As we increase the number of machines in use, with the same amount of land and labor, output will increase, but at a decreasing rate. Capital is subject to diminishing returns. Once again, we will focus on the "marginal productivity" of the machines. On the other hand, the costs of using the machinery will also increase as the number of machines increases. We assume that the firm uses a given quantity of labor and land and that the quantity of capital used varies. The quantity of capital used (measured in dollars' worth) is marked off on the horizontal axis. On the vertical axis is the rate of interest, which we understand as the price of capital.

The horizontal red line is the supply curve of capital to the firm, green-demand for capital, that is, the marginal productivity of capital (net of the cost of wear and tear of specific capital goods) times the price of the output – the value of the marginal product of capital. The profit-maximizing demand for capital for the firm is shown by K. That is, it will be profitable to expand the capital stock of the company until diminishing returns reduces the value of the marginal product to r, the market rate of interest, at K.



 


65. Labor market: labor demand and supply of labor.

The labour market is an example of a factor market

Supply of labour – those people seeking employment (employees)

Demand for labour – from employers

· A ‘Derived Demand’ – not wanted for its own sake but for what it can contribute to production

· Demand for labour related to productivity of labour and the level of demand for the product

· Elasticity of demand for labour related to the elasticity of demand for the product

The Supply of Labour

The amount of people offering their labour at different wage rates.

· Involves an opportunity cost – work v. leisure

· Wage rate must be sufficient to overcome the opportunity costof leisure

 

The supply and demand for labor is much like the supply and demand for any other service. Consistent with the law of supply and demand (as price rises, quantity demanded falls and quantity supplied rises), the demand curve has a negative slope and the supply curve has a positive slope.

The supply of labor, like the supply for other services, merely indicates how much labor workers are willing to offer at various prices. The supply curve for each worker will be different as each worker has different opportunity costs and preferences.

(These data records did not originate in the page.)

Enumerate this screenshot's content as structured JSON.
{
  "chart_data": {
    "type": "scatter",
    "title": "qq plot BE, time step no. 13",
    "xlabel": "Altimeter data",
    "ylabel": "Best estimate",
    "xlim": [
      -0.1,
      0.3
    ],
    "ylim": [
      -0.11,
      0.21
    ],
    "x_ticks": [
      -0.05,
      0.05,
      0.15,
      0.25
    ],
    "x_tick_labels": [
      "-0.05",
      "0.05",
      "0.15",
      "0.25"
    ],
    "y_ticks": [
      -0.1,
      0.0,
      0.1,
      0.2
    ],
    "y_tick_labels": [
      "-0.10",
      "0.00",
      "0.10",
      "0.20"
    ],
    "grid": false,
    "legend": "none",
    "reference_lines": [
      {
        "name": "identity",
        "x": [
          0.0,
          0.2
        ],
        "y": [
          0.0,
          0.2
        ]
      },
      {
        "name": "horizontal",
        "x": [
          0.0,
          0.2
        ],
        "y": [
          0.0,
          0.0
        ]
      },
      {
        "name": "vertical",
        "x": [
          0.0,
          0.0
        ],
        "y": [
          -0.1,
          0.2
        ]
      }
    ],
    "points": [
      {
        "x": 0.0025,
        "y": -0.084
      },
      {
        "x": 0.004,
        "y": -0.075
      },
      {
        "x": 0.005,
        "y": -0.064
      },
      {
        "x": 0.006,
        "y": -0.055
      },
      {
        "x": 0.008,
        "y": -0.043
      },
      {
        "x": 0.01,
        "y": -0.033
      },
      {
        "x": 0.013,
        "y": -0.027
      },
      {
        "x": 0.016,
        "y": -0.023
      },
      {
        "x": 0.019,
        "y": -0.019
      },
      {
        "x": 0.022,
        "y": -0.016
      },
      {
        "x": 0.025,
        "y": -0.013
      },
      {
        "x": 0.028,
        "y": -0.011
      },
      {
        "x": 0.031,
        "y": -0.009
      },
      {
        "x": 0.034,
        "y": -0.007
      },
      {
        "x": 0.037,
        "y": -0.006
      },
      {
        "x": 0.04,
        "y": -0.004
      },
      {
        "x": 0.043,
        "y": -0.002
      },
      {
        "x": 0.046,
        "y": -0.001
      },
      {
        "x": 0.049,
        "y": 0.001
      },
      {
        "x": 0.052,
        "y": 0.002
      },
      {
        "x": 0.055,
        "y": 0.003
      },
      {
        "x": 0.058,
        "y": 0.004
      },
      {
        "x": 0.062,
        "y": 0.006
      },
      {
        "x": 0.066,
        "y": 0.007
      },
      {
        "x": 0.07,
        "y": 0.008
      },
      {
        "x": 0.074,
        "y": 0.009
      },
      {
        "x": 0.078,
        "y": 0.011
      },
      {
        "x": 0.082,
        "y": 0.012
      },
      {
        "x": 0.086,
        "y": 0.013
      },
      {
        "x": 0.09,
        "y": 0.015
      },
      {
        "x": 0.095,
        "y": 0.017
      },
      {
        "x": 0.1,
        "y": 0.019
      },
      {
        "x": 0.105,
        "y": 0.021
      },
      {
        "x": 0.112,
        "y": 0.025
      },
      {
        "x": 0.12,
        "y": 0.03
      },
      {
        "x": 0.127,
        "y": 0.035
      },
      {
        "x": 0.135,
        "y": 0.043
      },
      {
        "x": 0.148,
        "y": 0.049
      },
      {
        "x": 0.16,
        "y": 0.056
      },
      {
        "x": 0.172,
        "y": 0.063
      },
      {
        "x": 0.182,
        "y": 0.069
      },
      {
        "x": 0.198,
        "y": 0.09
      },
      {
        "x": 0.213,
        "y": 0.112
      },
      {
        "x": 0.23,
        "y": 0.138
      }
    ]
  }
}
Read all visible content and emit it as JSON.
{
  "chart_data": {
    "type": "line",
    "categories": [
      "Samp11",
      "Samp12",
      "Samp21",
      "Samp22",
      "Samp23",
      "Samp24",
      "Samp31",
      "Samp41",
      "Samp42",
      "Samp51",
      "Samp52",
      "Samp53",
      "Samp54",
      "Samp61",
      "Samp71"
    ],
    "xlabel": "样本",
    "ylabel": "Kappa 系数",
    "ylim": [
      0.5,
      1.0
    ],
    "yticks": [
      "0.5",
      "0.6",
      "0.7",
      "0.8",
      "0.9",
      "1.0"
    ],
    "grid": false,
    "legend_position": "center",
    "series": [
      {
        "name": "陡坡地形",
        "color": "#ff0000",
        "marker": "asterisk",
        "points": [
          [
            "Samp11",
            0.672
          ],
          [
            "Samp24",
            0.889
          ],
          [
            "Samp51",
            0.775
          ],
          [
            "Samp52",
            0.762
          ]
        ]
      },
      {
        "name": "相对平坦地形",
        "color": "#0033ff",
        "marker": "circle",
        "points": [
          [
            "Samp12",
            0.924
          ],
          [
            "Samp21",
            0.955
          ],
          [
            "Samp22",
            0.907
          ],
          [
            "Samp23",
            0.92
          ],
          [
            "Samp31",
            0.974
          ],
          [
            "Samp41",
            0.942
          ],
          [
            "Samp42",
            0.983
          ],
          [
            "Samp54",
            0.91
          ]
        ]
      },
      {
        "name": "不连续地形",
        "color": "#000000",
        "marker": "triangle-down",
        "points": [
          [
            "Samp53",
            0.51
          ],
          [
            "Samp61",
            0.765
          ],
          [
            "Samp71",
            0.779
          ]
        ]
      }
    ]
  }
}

The demand for labor indicates how much labor a firm desires at different prices. The demand curve for each firm will differ as each firm faces different labor substitutes (differing rates of potential capital substitution, for instance), preferences, demand curves for the products they produce, and alternative employments for their resources.

Wage rates are simply the price of labor and as such, are determined like all other prices on the market. The intersection of the supply and demand curves for labor indicates the equilibrium, or market clearing, wage rate for certain types of labor. (In a free economy, unhampered by government regulation, wage rates for the same type of labor tend to equalize across markets).